Ron Brillhart started pulling corn Monday at his North Codorus Township farm — that's a week later than usual.
"A cooler spring and rainy April held us back," he said.
Brillhart grows his corn for two retail outlets: Farmers' Market Co. at 380 W. Market St. in York City and Ilyes Produce Stand at 3356 Days Mill Road in Springfield Township.
Because of unfavorable weather conditions during the spring growing season, the first crop of corn is a little thin, he said.
But Brillhart expects that to change soon.
"The later crop due two weeks from now looks really good," he said.
Ideal lately: Weather conditions during the last two weeks have been great for growing corn, said Karen Doyle, co-owner of Family Tree Farm at 4874 Dairy Road in Red Lion.
"Corn likes the heat and humidity. It grows faster in warm, hot weather. This is what we want," she said.
The corn at Family Tree Farm is also a little late.
"With all that cold and rain in April, we couldn't get into the fields. The ground was too wet, and it was too cold to plant. It set us back a week," Doyle said.
The crop is also about a week and a half late at Kilgore Family Farm, an incubator farm at Horn Farm Center for Agricultural Education at 4945 Horn Road in Hellam Township.
"It was a rainy, cool spring, and we couldn't get it into the ground until later," said Jeremy Kilgore, owner of the farm.
The farm also grows the corn organically, which is tough, he said.
"It's been dry the last few weeks. We've had a little rain, but not enough to grow a decent amount," Kilgore said.

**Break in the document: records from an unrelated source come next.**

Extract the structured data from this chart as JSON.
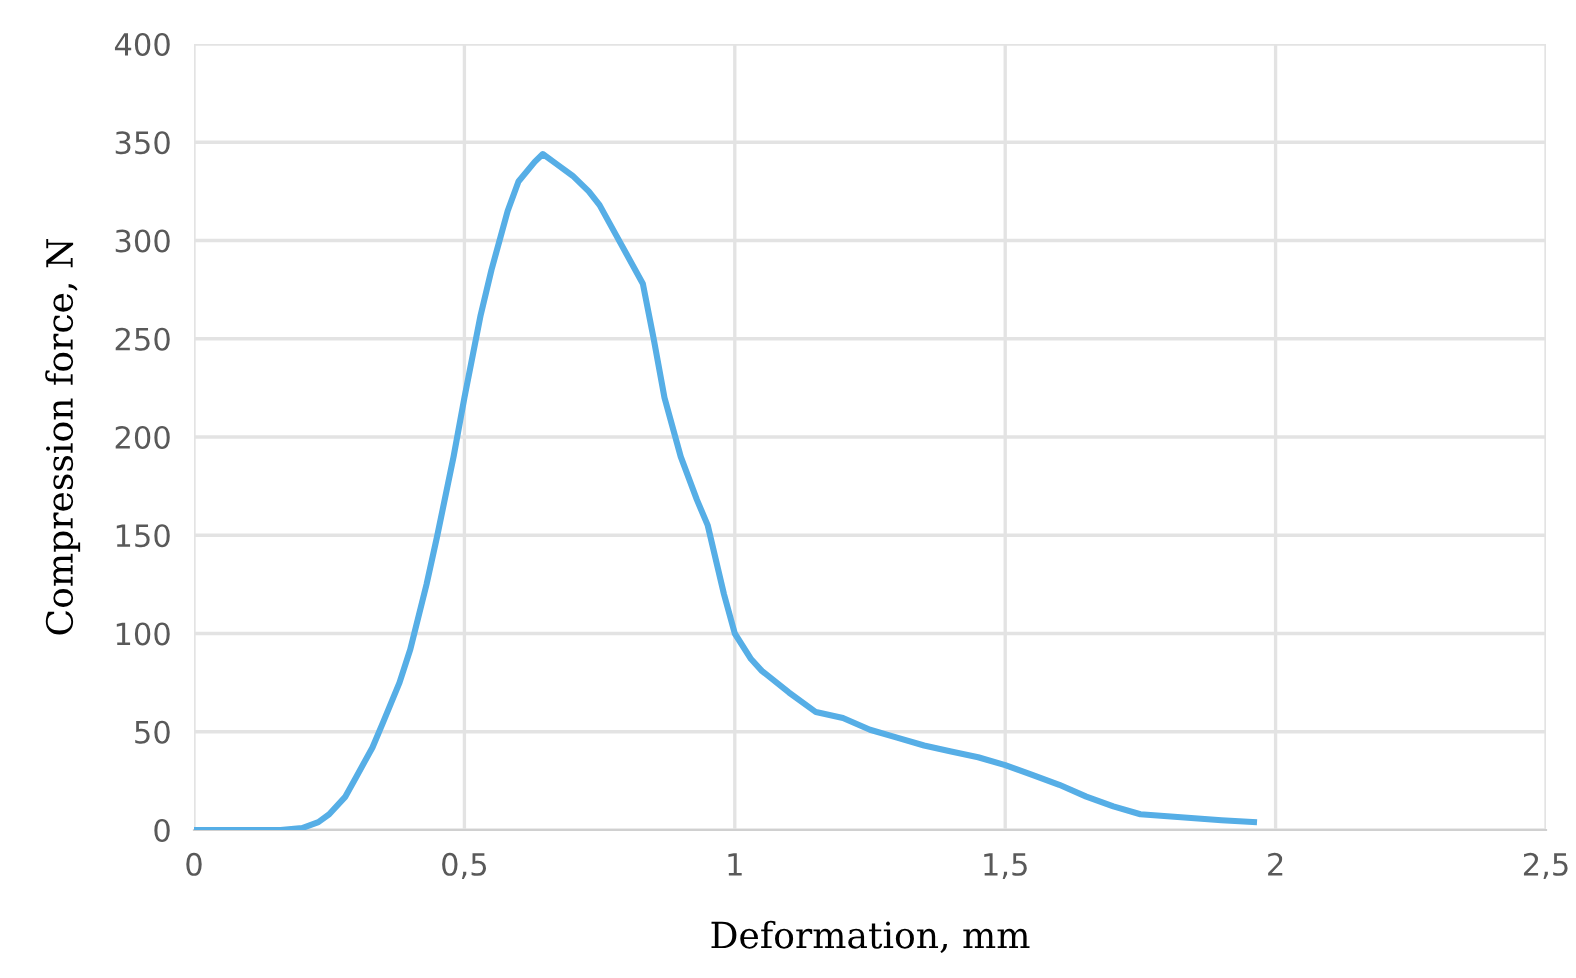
{
  "chart_data": {
    "type": "line",
    "xlabel": "Deformation, mm",
    "ylabel": "Compression force, N",
    "series": [
      {
        "color": "#56aee6",
        "x": [
          0,
          0.1,
          0.16,
          0.2,
          0.23,
          0.25,
          0.28,
          0.3,
          0.33,
          0.35,
          0.38,
          0.4,
          0.43,
          0.45,
          0.48,
          0.5,
          0.53,
          0.55,
          0.58,
          0.6,
          0.63,
          0.645,
          0.67,
          0.7,
          0.73,
          0.75,
          0.78,
          0.8,
          0.83,
          0.85,
          0.87,
          0.9,
          0.93,
          0.95,
          0.98,
          1.0,
          1.03,
          1.05,
          1.1,
          1.15,
          1.2,
          1.25,
          1.3,
          1.35,
          1.4,
          1.45,
          1.5,
          1.55,
          1.6,
          1.65,
          1.7,
          1.75,
          1.8,
          1.85,
          1.9,
          1.96
        ],
        "values": [
          0,
          0,
          0,
          1,
          4,
          8,
          17,
          27,
          42,
          55,
          75,
          92,
          125,
          150,
          190,
          220,
          262,
          285,
          315,
          330,
          340,
          344,
          339,
          333,
          325,
          318,
          303,
          293,
          278,
          250,
          220,
          190,
          168,
          155,
          120,
          100,
          87,
          81,
          70,
          60,
          57,
          51,
          47,
          43,
          40,
          37,
          33,
          28,
          23,
          17,
          12,
          8,
          7,
          6,
          5,
          4
        ]
      }
    ],
    "xlim": [
      0,
      2.5
    ],
    "ylim": [
      0,
      400
    ],
    "xticks": [
      0,
      {
        "value": 0.5,
        "label": "0,5"
      },
      1,
      {
        "value": 1.5,
        "label": "1,5"
      },
      2,
      {
        "value": 2.5,
        "label": "2,5"
      }
    ],
    "yticks": [
      0,
      50,
      100,
      150,
      200,
      250,
      300,
      350,
      400
    ],
    "grid": true,
    "legend": false,
    "marker": "none",
    "line_style": "solid"
  }
}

Not unexpected: The late corn crop is in line with other vegetables and fruits this year.
For example, strawberries, cherries and blueberries were all about a week late this year, growers said.
"In general, things are probably later than usual. The spring weather made it too wet and too cold to plant," said William Troxell, executive secretary at Pennsylvania Vegetable Marketing and Research Program, a Harrisburg-based organization that does marketing for the state's vegetable growers.
While the crop is late throughout York County, that's not true for all Pennsylvania sweet corn.
More than 15,000 acres of sweet corn are grown in the state, and 95 percent of the crop is grown for fresh market sales, according to the marketing and research program.
The corn grown in neighboring Lancaster County was on time, Troxell said.
"We heard about Lancaster Country growers pulling two weeks ago," he said.
Flinchbaugh's Orchard & Farm Market gets its sweet corn from a grower in Mount Joy and has been selling it since June 30.
"We started right on schedule, and there's a good supply," said Julie Flinchbaugh, market manager of the farm at 110 Ducktown Road in Hellam.
The crop is moving out of the door as quickly as it's coming in, she said.
"Everybody was really excited to have fresh, local sweet corn in time for the Fourth of July," Flinchbaugh said.